JUDT: Offensichtlich sind die langfristigen Überlegungen von Bismarck in Deutschland, Disraeli in England und einiger anderer ebenso ein Teil der Geschichte wie die Gewohnheit der hohen Staatsausgaben, die sich im Ersten Weltkrieg herausgebildet hatte und dann weiter gepflegt wurde. Doch meiner Ansicht nach ist der ausschlaggebende Faktor die Verbindung von Wirtschaftskrise, Faschismus, (und in wesentlich geringerem Grad) Kommunismus, Krieg - und die Furcht davor, dass diese wiederkehrt. Der zeitliche Verlauf des großen Sprungs (nach 1945) bestätigt dies. Die Einbindung der Mittelklasse zur Unterstützung der Demokratie wurde nach dem Zweiten Weltkrieg allgemein als notwendig empfunden. Andererseits glaube ich nicht, dass Ideologie an sich damit viel zu tun hatte - Christdemokraten und sogar Konservative haben eine wichtige Rolle beim Aufbau des Wohlfahrtsstaates gespielt.

NG/FH: Sind nach Ihrer Beobachtung diese Gründe für die Entstehung der europäischen Sozialstaaten Geschichte oder sind sie noch immer virulent, so dass das Vergessen ihrer grundlegenden Bedeutung für die europäischen Demokratien die politische Stabilität, die seit 65 Jahren andauert, wieder in Frage stellen würde?

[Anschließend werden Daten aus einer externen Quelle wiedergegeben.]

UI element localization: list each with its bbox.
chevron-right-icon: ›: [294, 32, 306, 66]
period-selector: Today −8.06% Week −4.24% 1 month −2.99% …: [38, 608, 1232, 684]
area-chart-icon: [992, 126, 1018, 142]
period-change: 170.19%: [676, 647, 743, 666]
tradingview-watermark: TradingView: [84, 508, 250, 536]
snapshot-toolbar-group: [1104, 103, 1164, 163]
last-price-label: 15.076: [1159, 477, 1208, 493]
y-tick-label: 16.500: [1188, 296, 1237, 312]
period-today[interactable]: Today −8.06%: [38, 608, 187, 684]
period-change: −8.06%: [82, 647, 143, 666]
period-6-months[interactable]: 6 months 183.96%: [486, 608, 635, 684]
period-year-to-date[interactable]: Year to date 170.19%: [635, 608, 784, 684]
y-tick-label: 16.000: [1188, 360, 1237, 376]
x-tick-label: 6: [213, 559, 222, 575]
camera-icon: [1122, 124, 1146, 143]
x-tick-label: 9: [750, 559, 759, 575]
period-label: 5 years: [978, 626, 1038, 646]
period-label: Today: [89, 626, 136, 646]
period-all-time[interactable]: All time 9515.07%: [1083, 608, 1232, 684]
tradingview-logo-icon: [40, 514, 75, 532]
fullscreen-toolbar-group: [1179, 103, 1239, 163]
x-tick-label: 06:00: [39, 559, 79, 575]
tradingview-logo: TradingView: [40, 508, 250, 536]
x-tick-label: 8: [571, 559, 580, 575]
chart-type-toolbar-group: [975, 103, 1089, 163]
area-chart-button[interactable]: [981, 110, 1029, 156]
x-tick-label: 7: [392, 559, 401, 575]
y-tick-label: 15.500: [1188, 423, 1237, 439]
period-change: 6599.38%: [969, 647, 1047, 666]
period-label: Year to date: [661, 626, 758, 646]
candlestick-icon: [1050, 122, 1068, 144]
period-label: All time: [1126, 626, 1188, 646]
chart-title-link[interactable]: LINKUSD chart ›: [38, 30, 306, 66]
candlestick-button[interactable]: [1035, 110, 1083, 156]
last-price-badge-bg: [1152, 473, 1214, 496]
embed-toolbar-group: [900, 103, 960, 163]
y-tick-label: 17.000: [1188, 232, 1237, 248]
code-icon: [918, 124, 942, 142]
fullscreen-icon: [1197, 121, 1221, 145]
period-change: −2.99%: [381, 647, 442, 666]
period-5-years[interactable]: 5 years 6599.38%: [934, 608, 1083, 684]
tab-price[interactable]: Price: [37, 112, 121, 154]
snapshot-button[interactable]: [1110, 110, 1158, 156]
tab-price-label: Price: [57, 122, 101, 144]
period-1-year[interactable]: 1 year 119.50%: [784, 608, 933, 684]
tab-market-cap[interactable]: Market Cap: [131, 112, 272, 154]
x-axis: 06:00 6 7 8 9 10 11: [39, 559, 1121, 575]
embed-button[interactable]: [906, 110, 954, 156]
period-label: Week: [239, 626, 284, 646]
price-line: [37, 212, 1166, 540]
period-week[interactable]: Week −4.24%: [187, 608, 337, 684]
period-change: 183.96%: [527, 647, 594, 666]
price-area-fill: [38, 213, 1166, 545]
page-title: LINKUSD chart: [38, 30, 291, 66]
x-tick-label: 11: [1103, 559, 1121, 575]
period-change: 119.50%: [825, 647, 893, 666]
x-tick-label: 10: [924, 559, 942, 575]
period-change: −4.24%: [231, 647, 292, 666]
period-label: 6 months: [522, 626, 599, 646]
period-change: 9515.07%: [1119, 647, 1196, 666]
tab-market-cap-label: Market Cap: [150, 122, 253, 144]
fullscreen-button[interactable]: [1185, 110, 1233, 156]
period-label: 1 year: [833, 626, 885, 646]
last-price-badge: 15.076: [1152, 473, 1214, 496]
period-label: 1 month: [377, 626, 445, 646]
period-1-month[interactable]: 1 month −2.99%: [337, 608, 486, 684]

JUDT: Beides. Natürlich, geschichtlich betrachtet sind sie Vergangenheit. Aber in politischer Hinsicht ist es wahrscheinlich, dass wir einigen davon in den kommenden Jahrzehnten wieder begegnen werden: Unter anderem weil die heutigen Risiken der Globalisierung einige der Pathologien reproduzieren, die 1914 hervortraten. Der große Unterschied besteht natürlich darin, dass wir heute jegliches Vertrauen verloren haben in den öffentlichen Sektor, in das Steuersystem, in Politiker oder politische Parteien, die im Sinne unseres Kollektivs handeln sollen, um solchen Herausforderungen entgegen zu treten. Die Linke 1945 und danach war diesbezüglich glücklicher mit ihrem Erbe. Das ist unser Problem.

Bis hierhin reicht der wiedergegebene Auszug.